Movement on the stations

Tuesday, 22 June, 2004 - 22:00
Category: 

Movement on the stations

 

At least 10 new power stations are likely to be built in Western Australia over coming years to cope with growing electricity demand and the retirement of existing units.

This prospect means that Western Power’s much-debated power procurement process is just one element in meeting WA’s future energy requirements.

Private sector companies such as Alinta and Griffin Group are aiming to fill the gap by building their own power stations.

Griffin Group executive general manager power generation, Wayne Trumble, says WA will need 1,400 megawatts of new power generation capacity by 2013.

This is based on projected growth in energy consumption over the next decade and the expected retirement of three Western Power units with a combined capacity of 720MW.

Western Power chief executive Harvey Collins said the utility was currently reviewing the timing of future retirements.

The first units to be retired would be either Muja AB, which was commissioned in 1965, making it the State’s oldest power station, or Kwinana B.

That would be followed by the Kwinana A plant.

Work is already under way on two new gas-fired power stations in the State’s South West.

Alinta is building a 140MW co-generation plant at Alcoa’s Pinjarra alumina refinery.

Output from the plant, due for completion in mid 2005, will be marketed direct to Alinta’s own customers as it continues its push into the electricity market.

Transfield Services is building a 240MW peak-load power station at Kemerton, near Bunbury.

It was selected last year by Western Power to build, own and operate the $260 million plant, which is due for completion in October 2005.

While these two projects have been proceeding relatively smoothly, the process of procuring WA’s next base-load power station  is more than a year behind the original schedule.

Western Power announced earlier this month that it had invited seven groups to submit indicative bids for a new 300MW to 330 MW base-load power station.

Western Power will pare down the proponents to a short list later this year and will make a final decision by September 2005, leaving just over three years for construction.

The seven proponents include the State’s two big coal miners.
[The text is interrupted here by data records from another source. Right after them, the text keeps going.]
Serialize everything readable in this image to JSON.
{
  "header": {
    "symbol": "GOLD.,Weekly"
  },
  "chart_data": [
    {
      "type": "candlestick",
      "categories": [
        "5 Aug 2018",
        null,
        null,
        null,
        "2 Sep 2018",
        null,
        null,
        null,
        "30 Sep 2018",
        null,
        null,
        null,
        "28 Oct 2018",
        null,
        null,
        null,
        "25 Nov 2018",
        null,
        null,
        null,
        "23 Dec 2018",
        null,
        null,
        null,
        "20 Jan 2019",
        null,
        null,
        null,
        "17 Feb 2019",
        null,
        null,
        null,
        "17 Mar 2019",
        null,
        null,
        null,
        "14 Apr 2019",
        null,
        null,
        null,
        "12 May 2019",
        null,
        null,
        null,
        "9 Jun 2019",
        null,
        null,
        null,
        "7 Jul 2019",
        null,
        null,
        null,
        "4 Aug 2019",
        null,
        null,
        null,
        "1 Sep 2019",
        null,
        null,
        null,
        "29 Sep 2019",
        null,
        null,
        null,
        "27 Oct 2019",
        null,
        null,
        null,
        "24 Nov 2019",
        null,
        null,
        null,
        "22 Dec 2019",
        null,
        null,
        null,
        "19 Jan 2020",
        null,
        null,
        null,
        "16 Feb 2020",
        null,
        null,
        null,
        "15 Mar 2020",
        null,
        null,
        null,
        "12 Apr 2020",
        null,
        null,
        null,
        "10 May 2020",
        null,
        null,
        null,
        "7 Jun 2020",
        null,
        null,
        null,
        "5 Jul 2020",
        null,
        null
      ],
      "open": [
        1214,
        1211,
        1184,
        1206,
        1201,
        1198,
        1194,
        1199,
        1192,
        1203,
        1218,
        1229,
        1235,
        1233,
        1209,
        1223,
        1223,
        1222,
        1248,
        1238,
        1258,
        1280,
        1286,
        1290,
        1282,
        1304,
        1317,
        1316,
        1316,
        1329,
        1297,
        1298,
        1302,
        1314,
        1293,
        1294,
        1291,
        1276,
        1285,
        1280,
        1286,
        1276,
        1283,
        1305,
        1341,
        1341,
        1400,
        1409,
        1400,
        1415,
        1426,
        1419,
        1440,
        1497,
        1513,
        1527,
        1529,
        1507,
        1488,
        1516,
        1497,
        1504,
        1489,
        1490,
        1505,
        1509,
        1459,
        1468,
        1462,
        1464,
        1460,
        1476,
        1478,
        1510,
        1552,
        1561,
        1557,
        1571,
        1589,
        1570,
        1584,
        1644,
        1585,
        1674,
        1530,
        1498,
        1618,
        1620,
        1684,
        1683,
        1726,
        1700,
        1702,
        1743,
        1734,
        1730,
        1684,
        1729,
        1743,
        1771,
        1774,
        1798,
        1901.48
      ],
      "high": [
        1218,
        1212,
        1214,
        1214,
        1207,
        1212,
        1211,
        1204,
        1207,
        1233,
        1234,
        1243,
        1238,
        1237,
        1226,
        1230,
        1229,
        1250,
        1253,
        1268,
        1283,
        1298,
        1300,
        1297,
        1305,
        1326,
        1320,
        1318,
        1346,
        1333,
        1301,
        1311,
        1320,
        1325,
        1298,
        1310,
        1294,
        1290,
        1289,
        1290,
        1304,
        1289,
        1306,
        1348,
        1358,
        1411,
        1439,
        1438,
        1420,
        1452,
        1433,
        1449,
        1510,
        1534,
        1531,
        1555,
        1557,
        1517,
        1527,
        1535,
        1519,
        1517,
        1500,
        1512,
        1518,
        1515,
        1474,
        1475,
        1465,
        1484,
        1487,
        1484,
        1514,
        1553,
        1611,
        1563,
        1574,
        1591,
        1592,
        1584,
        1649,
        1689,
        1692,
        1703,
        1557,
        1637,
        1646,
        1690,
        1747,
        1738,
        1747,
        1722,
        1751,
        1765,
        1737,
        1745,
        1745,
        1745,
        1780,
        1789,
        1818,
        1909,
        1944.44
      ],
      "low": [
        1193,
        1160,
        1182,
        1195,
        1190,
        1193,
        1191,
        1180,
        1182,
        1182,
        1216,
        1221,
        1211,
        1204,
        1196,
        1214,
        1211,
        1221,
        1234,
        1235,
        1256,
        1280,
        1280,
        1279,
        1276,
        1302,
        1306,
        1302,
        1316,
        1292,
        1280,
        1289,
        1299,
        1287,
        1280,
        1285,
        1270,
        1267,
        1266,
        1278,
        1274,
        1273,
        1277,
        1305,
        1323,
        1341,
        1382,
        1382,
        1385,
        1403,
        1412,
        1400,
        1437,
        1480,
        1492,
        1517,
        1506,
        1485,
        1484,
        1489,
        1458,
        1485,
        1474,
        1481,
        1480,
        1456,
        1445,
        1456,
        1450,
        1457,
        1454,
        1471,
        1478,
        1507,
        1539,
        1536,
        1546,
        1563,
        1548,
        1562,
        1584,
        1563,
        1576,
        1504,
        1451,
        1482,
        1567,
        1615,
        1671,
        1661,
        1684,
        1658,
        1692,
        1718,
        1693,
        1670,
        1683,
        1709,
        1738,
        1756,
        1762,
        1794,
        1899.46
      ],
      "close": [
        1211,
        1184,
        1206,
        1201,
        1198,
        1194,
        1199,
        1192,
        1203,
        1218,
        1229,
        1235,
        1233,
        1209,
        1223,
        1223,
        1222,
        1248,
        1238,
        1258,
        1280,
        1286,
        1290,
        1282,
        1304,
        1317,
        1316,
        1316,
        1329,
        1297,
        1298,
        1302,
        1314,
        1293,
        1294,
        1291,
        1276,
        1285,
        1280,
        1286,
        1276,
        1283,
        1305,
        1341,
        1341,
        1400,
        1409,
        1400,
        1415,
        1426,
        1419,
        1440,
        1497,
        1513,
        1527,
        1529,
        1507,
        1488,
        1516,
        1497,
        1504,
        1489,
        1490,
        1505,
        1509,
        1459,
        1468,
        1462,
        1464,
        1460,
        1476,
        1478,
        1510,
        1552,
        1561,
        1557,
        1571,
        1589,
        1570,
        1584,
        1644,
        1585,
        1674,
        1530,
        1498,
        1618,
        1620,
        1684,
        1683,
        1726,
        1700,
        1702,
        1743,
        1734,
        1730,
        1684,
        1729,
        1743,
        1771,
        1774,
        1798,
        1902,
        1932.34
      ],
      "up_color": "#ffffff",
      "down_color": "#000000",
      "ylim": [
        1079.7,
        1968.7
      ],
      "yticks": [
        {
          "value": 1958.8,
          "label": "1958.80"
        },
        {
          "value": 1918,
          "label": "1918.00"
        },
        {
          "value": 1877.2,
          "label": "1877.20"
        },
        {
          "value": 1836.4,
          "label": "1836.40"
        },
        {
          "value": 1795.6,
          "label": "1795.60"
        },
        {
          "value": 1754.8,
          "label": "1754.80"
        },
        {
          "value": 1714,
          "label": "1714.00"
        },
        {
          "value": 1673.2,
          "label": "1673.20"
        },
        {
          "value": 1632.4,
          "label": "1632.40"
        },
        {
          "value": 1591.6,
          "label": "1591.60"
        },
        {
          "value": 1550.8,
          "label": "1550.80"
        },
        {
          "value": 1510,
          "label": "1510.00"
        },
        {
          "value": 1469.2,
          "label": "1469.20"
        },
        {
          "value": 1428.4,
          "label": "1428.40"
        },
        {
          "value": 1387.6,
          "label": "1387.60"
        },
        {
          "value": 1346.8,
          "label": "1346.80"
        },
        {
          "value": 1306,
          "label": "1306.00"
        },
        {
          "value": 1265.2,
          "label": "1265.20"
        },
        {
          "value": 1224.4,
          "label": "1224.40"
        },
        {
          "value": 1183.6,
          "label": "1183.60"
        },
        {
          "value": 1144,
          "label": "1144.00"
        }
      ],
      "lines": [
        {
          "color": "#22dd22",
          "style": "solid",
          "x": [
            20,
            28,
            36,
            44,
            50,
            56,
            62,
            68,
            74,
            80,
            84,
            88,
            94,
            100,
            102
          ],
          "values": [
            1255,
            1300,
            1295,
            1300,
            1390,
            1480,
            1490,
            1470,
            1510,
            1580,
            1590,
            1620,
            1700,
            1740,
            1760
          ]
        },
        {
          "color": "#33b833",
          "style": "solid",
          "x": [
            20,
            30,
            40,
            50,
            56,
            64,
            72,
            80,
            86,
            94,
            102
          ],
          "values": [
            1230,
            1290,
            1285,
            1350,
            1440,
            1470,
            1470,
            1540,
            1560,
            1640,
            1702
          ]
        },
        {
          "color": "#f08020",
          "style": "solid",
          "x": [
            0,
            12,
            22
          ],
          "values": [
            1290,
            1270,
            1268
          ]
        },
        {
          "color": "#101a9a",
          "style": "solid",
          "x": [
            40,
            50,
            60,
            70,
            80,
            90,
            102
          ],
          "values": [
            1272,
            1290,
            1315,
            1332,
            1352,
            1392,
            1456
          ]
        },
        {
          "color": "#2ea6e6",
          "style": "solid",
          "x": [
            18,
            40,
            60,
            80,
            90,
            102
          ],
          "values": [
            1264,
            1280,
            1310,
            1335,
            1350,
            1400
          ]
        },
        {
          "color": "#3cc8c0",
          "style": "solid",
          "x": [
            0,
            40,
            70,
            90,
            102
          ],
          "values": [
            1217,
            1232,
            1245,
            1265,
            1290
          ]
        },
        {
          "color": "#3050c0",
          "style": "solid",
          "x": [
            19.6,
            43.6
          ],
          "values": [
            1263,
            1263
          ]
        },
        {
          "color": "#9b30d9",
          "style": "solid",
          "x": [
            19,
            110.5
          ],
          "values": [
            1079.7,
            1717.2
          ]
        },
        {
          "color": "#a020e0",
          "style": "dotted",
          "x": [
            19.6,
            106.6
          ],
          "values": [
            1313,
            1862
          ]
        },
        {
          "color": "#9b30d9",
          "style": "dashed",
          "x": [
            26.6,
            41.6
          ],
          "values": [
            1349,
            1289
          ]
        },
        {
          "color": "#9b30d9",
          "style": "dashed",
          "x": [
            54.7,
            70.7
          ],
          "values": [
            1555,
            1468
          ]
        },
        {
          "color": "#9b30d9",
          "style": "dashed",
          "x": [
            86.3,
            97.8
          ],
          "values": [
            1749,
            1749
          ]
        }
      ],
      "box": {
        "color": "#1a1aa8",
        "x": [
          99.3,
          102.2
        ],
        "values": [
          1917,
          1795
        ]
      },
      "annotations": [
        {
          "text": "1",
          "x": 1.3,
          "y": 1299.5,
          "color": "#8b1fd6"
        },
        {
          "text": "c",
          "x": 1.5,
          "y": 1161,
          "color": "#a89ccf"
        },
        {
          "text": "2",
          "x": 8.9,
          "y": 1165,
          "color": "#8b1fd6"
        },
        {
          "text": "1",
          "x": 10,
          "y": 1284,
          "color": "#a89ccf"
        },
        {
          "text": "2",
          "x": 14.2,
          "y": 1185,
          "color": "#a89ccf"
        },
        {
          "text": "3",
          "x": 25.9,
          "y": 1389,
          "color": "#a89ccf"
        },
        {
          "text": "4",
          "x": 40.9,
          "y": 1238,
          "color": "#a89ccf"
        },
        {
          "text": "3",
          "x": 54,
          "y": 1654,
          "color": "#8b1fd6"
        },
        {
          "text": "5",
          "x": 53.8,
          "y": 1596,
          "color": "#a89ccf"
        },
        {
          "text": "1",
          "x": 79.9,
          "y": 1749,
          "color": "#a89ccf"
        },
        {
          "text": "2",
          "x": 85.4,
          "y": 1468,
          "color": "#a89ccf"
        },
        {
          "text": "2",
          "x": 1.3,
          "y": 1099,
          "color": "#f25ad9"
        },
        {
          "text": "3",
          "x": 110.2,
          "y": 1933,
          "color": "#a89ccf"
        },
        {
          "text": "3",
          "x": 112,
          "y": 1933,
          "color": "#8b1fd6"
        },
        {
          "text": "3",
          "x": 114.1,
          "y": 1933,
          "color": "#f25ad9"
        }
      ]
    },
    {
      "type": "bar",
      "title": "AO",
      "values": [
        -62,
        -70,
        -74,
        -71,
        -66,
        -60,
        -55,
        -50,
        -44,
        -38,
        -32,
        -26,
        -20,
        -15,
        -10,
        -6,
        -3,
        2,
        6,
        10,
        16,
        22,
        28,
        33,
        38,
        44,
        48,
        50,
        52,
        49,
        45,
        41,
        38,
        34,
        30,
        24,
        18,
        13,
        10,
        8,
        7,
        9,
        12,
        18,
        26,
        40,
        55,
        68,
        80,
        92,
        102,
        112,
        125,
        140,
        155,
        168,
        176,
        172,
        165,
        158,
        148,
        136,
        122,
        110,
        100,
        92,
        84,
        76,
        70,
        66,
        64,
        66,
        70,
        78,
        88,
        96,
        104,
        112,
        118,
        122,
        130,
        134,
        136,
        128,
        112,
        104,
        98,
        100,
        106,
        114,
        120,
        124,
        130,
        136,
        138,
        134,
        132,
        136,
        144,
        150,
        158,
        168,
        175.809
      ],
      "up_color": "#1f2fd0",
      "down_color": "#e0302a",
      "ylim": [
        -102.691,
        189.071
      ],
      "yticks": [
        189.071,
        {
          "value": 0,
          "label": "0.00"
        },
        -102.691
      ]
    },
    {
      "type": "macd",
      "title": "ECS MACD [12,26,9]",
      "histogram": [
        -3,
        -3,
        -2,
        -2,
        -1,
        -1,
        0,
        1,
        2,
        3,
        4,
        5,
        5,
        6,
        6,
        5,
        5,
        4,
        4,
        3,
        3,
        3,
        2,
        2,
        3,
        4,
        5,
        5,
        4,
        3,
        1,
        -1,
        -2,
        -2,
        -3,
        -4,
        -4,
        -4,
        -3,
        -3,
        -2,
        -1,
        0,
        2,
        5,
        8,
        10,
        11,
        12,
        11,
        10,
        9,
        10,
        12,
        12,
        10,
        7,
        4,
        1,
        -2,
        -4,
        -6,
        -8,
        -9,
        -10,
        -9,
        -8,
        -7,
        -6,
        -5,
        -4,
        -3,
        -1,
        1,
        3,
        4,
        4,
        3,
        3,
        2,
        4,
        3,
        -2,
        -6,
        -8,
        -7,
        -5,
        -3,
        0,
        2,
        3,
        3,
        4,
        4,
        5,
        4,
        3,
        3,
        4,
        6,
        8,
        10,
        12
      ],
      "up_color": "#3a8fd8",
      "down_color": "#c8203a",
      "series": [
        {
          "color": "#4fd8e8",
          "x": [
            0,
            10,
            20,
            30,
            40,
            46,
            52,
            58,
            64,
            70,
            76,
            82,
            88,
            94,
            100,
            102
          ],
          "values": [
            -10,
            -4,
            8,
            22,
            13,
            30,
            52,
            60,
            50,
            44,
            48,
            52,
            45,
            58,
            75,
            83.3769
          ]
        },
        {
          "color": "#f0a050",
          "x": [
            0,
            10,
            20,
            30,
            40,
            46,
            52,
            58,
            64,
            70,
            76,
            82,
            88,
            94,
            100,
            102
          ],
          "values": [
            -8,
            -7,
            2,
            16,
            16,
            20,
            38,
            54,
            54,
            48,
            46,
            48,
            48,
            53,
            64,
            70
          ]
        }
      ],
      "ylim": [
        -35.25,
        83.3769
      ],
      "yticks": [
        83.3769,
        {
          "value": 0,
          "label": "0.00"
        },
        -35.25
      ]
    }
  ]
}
Wesfarmers, owner of Premier Coal, has teamed up with J-Power, Japan’s largest power generation company.

Premier Coal managing director Stuart Butel said the group would use the latest generation technology and would benefit from Wesfarmers’ strength and presence in WA.

Ric Stowe’s Griffin Group, owner of Griffin Coal, also has a Japanese partner with the latest technology, in Mitsui & Co.

A third group, engineering company John Holland, intends developing a coal-fired plant but has not finalised its plans.

The other bidders include Canadian company Transalta Energy, which already has substantial operations in the Goldfields.

It owns Southern Cross Energy, which has total capacity of 225MW, and 50 per cent of the gas-fired Parkeston power station, with capacity of 110W.

Investment bank Babcock & Brown and environmental consulting group ERM have formed a joint venture to bid for the project.

The two final bidders are Transfield and Singapore company SembCorp Utilities.

Apart from the power procurement process, three other substantial new power stations are advanced in their planning

This includes a couple of major new wind farms, in the Mid-West, south of Geraldton.

Griffin is planning to develop an 80MW wind farm in partnership with Queensland government-owned Stanwell Corporation, supported in part by Western Power’s planned purchase of 90,000 renewable energy certificates.

A slightly larger 90MW wind farm, costing about $200 million, is proposed by a consortium comprising WA-based Carbon Solutions, Babcock & Brown and US utility National Power.

The consortium leapt a major hurdle in March when it signed a power purchase agreement with Alinta, giving it a market for all of its output.

The wind farm proposals need to cross two regulatory hurdles before they are able to proceed to financial close and the 12-month construction phase. First, they need to finalise arrangements for linking to Western Power’s network.

Second, they are waiting for the State Government to finalise its ‘top up and spill’ market rules, which accommodate the fluctuating output of renewable energy producers. 

Yet another power station at an advanced stage is Griffin’s 200MW Bluewaters plant at Collie.

Griffin aims to have the $130 million coal-fired plant commissioned and operational by December 2007, subject to clearing the protracted environmental review process.

Its proposal is to supply power and steam to industrial projects in the planned Coolangatta industrial estate, which Griffin is hoping to develop near Collie, with any surplus power sold into the network.

The Bluewaters project gives Griffin added flexibility in its bidding for the base-load power station.

Mr Trumble said Griffin was likely to put forward two alternatives, involving construction of either a 300MW power station adjacent to Western Power’s existing Collie A plant or a second 200MW unit at Bluewaters.

Mr Trumble said Griffin would ultimately like to build three 200MW units at Bluewaters, giving it a total capacity of 600MW.

Alinta’s aspirations in the electricity market extend well beyond the single co-generation plant currently under construction and the power purchase agreement with Renewable Power Ventures’ wind farm.

It would like to build additional co-generation units at Alcoa’s alumina refineries, but that is dependent on the capacity of the DBNGP increasing.

Mr Collins said it was possible Western Power may proceed with its 240MW Cockburn 2 power station.